Para penyebar Islam yang pernah singgah dan menetap di Gumi Paer Sesait ini, menurut Piagam Sesait (Kitab Muhtadi’) disebutkan yakni Syeh Abdul Kadir Jaelani, Sayyid Rahmad dan Sayyid Anom.
Peran para wali dalam menyebarkan ajaran Islam di Gumi Paer Sesait ini, sangat penting artinya bagi penduduk wet Sesait kala itu. Sehingga banyak bermunculan santri-santri yang ta’at beribadah. Karena ajaran-ajaran yang dibawa oleh para wali ini sangat mudah difahami dan diamalkan.
Tidak jarang juga para santri diantaranya yang terkenal bernama Demung Pemban Banah, selalu memperdalam ajaran Islam jalan Tashawwuf. Jalan Tashawwuf disini dimaksudkan adalah usaha mendekatkan diri kepada Allah Swt, yang melalui beberapa pendakian dari satu tingkat ke tingkat lainnya yang lebih tinggi, sebagaimana biasa dikerjakan para kaum shufi.

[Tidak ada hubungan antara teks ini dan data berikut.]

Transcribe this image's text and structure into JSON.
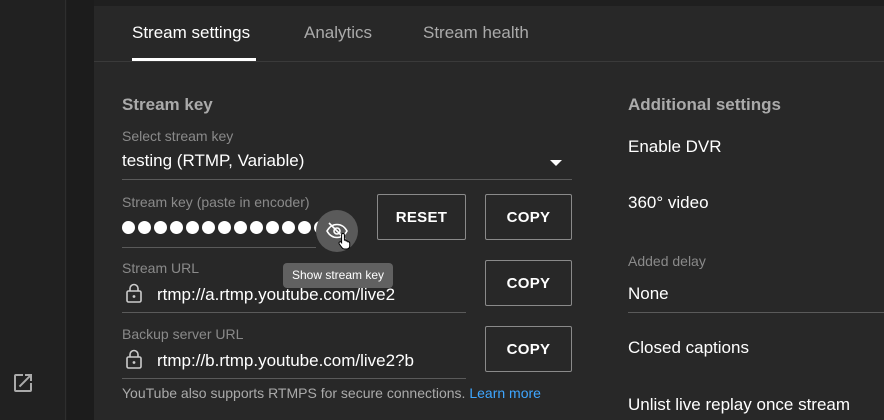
{
  "tabs": [
    {
      "label": "Stream settings",
      "active": true
    },
    {
      "label": "Analytics",
      "active": false
    },
    {
      "label": "Stream health",
      "active": false
    }
  ],
  "stream_key": {
    "title": "Stream key",
    "select_label": "Select stream key",
    "select_value": "testing (RTMP, Variable)",
    "key_label": "Stream key (paste in encoder)",
    "key_masked": "●●●●●●●●●●●●●",
    "show_tooltip": "Show stream key",
    "reset_label": "RESET",
    "copy_label": "COPY"
  },
  "stream_url": {
    "label": "Stream URL",
    "value": "rtmp://a.rtmp.youtube.com/live2",
    "copy_label": "COPY"
  },
  "backup_url": {
    "label": "Backup server URL",
    "value": "rtmp://b.rtmp.youtube.com/live2?b",
    "copy_label": "COPY"
  },
  "footer": {
    "note": "YouTube also supports RTMPS for secure connections.",
    "link": "Learn more"
  },
  "additional": {
    "title": "Additional settings",
    "enable_dvr": "Enable DVR",
    "video_360": "360° video",
    "delay_label": "Added delay",
    "delay_value": "None",
    "closed_captions": "Closed captions",
    "unlist_replay": "Unlist live replay once stream"
  },
  "colors": {
    "background": "#282828",
    "link": "#3ea6ff",
    "muted_text": "#aaaaaa"
  },
  "icons": [
    "external-link-icon",
    "eye-off-icon",
    "lock-icon",
    "dropdown-arrow-icon",
    "hand-cursor-icon"
  ]
}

Menurut salah seorang tokoh agama Sesait H.Samani, mengatakan bahwa, para santri dari para wali ketika itu lebih banyak memperdalam ajaran Islam jalan Tashawwuf adalah dimaksudkan agar mereka dapat mencapai tujuan utama bertashawwuf, yaitu ma’rifat billah dan insan kamil.
Sepeninggal Demung Pemban Banah, kemudian penyebaran ajaran Islam dilanjutkan oleh santri yang lain, bernama Sriagan, yang juga saudara kandung dari Demung Pemban Banah. Wilayah penyebarannya diyakini meliputi sekitar Gumi Paer Sesait (Wet Sesait).
Namun dalam perkembangan selanjutnya, keberadaan Demung Pemban Banah dan saudaranya Sriagan ini, tidak banyak diketahui. Namun, dari keterangan beberapa tokoh keturunan dari Sriagan, menceritakan kepada Penulis, bahwa Sriagan ini memiliki 5 orang anak, yang keberadaannya juga sangat penting dalam memperluas wilayah syiar ajaran Islam kala itu.
Menurut Amaq Sudirahman (Narimah), salah seorang keturunan ke -12 dari Sriagan, menceritakan bahwa ke-5 anak Sriagan ini, antara lain Sriangge, Bading, Gubah, Oncok dan Goneng.
”Kelima anak dari Sriagan ini mempunyai andil dalam memperluas wilayah penyebaran Islam kala itu,”sebut Narimah.
Sebut saja, lanjut Narimah seperti Gubah, mendapat tugas ke Soloh dan ke Jawa Timur serta ke Betawi, Bading ke Lombok Tengah, Goneng ke Bayan, Oncok di sekitar Barat Laut wet Sesait dan Sriangge ke Beraringan dan sekitarnya.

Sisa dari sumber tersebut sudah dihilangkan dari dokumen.